Web Service Goes Date a-Mining
Much like Netflix can suggest movies, an Internet recommendation engine called Wings points you toward dating prospects.
A computer might be able to discern your tastes in romance even better than you can.
A new dating site called Wings is trying to push the bounds of machine learning and statistical models for better matchmaking recommendations. Unlike sites that rely on questionnaires, Wings tries to understand who you are by picking up the social media bread crumbs you leave online. Among the intriguing findings: whether you have a tight-knit group of online friends tends to predict what sort of person you might like.
Launched this year, Wings turns the model of traditional online dating sites like eHarmony or Match.com on its head. Wings doesn’t ask you about yourself. It tells you. The service requires a Facebook account, which it uses to study your online social network, but it also can connect to your Netflix, Pandora, Last.fm, Twitter, and Foursquare accounts to access data like movie-rental history and places you’ve been.
All that data is fed into the service’s recommendation engine. That system combines Bayesian modeling, a type of mathematical analysis that lets computers draw inferences from huge data sets, and machine learning, where the more data and feedback the algorithm is fed, the “smarter” it gets.
The idea is that the computer’s analysis of your behavior provides a richer analysis than what you’d say about yourself. “We serve as our own blind spot in that it’s difficult to accurately answer questions about oneself without biasing toward recent experience, current mood, etc.,” says Sunil Nagaraj, chief executive and cofounder of Triangulate, the company behind Wings.
Nagaraj founded Triangulate with two other Harvard graduates. The company raised $750,000 in July to expand and improve the service.
Because the dating service utilizes a recommendation engine instead of a simple search or questionnaire, it can draw some interesting and counterintuitive correlations on what leads to successful matches. For example, Nagaraj says, the density of one’s social network turns out to be an important factor. If your group of Facebook friends tends to be more closely knit, meaning that your friends are often friends with each other, you’re more likely to match with someone who also has a tight network of friends, rather than a loose association of acquaintances.
Wings has also found that couples tend to be well suited if they have similar percentages of friends from their own country versus other countries. It matters as well whether your Netflix rental or music playlist history tends toward the mainstream or underground. And couples that have lots of overlap in the types of people they follow on Twitter tend to match well, too.
Another company, IntroAnalytics, whose engine is used by dating sites like those run by the lad magazines FHM and Maxim, also has applied recommendation technology to online dating. But it differs from Wings in that it uses the data provided by the sites to which it licenses its technology–like profile information and user browsing patterns. IntroAnalytics cofounder Gavin Potter says that this method is very effective. On one site, for instance, Potter found that 60 percent to 70 percent of users’ navigation employed the recommendations provided by his technology instead of the search function, in which people look for traits they think they want.
To be sure, science can’t wave an algorithmic wand to find the perfect mate. Recommendation engines tease out correlations from huge data sets to make smarter suggestions, not perfect predictions. And the data set is never perfect. Nagaraj concedes that Wings could be drawing from more data streams to get a fuller picture of a person, and he is working to integrate more online services with Wings.

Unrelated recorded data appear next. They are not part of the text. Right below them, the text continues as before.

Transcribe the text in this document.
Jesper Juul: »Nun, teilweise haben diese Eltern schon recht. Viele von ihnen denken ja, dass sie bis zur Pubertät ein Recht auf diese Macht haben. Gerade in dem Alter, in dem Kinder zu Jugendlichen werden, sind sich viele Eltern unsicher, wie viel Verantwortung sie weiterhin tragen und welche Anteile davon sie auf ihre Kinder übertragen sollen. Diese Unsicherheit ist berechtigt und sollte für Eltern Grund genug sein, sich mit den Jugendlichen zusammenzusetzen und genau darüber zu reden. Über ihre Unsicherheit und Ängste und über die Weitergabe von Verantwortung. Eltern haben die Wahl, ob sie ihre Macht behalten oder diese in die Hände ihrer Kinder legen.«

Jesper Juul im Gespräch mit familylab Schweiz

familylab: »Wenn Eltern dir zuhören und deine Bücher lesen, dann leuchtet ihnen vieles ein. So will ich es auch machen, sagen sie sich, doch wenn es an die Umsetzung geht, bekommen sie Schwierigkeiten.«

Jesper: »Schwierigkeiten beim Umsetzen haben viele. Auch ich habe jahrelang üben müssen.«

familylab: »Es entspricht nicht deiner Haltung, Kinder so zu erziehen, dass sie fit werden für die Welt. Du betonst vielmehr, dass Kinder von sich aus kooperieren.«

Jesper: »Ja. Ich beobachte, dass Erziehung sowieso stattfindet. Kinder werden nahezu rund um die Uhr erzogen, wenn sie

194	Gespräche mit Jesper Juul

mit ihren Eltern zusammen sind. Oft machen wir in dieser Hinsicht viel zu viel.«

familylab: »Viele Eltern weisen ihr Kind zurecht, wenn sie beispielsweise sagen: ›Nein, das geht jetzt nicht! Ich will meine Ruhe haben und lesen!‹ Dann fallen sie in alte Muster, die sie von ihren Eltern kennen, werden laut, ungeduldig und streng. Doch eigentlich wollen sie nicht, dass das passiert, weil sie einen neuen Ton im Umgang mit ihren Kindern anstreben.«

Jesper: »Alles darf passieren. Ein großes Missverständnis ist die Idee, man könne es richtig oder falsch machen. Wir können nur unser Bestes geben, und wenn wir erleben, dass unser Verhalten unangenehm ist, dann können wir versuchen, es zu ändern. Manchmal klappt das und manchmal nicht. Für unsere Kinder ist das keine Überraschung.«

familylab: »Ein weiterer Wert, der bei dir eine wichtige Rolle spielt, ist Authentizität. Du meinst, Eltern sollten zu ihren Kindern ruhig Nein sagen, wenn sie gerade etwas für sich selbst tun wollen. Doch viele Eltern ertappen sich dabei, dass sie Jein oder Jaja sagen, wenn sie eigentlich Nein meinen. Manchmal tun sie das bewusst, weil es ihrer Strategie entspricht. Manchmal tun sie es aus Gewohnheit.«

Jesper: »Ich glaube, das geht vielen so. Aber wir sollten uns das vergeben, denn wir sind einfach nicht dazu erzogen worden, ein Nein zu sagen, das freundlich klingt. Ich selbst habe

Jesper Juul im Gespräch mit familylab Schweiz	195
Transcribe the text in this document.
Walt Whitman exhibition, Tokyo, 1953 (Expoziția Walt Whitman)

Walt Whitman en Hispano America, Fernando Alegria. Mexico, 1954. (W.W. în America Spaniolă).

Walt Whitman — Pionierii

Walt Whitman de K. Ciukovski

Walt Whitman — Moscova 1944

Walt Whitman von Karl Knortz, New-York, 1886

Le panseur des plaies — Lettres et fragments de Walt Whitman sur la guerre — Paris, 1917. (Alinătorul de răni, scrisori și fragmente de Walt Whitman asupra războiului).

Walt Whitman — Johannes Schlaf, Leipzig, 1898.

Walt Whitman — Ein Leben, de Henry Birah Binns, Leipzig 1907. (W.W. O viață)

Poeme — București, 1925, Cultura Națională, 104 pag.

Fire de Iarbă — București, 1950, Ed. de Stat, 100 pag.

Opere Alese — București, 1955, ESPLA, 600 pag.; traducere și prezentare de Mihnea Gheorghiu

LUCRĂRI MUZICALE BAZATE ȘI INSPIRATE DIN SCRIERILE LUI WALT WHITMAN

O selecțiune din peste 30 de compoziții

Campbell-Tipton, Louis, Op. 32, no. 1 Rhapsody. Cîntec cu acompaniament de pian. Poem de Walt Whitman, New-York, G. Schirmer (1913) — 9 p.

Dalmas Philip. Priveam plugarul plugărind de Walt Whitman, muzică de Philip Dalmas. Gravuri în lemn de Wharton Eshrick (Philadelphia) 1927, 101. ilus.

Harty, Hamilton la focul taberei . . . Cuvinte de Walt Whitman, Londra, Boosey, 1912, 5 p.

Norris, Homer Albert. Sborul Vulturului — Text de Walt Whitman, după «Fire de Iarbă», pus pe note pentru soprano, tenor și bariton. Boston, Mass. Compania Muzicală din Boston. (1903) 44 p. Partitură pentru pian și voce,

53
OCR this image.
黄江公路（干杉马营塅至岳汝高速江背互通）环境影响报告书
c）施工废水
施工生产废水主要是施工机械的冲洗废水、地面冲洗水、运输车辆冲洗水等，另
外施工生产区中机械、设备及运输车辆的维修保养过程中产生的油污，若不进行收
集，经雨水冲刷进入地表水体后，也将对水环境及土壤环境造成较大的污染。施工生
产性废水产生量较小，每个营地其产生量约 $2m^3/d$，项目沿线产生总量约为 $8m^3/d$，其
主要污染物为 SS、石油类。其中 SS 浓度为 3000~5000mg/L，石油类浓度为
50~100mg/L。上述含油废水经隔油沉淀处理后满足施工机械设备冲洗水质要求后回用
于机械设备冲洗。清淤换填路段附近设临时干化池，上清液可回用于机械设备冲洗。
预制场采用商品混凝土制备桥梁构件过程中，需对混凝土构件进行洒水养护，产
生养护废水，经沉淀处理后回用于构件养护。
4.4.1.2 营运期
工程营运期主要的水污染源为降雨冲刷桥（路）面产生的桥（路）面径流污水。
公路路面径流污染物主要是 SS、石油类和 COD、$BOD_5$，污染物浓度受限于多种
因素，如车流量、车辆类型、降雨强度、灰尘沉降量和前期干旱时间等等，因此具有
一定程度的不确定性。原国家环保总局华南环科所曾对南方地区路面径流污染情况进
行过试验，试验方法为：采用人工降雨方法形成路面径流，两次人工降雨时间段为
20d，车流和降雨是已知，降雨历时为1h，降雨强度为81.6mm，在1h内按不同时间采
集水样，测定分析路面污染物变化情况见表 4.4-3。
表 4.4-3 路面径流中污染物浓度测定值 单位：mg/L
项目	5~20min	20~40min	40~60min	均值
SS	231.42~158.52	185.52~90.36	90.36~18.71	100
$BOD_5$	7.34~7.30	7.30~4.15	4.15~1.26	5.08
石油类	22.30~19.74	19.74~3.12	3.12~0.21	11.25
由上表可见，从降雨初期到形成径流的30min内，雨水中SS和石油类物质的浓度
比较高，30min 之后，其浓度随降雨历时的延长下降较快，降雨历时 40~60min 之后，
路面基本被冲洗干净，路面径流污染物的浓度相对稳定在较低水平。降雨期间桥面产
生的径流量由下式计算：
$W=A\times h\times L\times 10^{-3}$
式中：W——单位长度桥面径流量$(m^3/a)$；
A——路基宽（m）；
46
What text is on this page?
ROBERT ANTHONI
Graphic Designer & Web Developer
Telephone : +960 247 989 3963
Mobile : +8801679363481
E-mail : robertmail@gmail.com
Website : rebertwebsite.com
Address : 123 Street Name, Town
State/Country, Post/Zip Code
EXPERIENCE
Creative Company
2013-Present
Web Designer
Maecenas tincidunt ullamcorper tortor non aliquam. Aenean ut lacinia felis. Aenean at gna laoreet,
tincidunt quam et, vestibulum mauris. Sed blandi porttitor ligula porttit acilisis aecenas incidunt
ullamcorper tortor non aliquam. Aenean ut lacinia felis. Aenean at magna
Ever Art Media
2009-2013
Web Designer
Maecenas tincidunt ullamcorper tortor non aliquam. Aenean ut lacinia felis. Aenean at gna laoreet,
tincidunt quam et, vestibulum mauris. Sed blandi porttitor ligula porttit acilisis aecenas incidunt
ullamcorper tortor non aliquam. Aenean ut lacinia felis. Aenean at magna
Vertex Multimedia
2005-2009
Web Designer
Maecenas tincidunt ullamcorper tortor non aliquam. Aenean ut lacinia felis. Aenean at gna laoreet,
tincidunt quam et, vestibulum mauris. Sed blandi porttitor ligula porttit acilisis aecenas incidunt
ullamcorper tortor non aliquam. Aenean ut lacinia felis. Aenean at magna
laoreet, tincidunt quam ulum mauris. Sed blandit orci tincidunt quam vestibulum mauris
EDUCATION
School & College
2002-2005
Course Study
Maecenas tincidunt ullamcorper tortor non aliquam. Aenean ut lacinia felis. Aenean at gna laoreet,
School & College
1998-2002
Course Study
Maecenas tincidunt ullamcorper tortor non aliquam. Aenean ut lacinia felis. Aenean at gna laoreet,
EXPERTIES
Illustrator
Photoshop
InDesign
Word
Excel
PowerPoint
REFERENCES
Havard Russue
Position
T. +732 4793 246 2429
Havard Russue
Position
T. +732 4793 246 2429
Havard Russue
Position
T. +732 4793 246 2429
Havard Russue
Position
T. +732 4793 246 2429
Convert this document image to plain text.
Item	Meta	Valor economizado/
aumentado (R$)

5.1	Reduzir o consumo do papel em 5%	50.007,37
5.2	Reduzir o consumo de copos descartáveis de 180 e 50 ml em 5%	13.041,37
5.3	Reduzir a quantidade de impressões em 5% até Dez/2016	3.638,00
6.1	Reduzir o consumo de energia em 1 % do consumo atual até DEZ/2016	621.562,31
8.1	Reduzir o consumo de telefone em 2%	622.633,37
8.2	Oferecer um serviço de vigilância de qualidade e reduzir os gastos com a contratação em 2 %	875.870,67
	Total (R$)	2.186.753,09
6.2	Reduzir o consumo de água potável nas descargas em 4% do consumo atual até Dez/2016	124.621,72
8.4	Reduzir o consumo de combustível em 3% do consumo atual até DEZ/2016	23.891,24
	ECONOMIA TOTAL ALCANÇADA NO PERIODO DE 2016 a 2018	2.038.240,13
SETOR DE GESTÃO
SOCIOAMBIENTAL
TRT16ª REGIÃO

One other problem is that people aren’t consistent in their opinions, says Caterina Fake, a cofounder of a Web recommendation engine called Hunch. It tries to tackle questions that Google doesn’t easily answer, such as, “What movie should I see?” Fake gives an example of how people change their minds: “We may predict that you will rate some movie five stars, and right after you watch it, you do give it five stars. But a month later, you might come back and rate it three stars, because it’s faded in memory.”
Still, collecting and analyzing social data the way Wings does could be a new branch in the evolution of Web services that make smarter recommendations without having to be told something twice –or even once.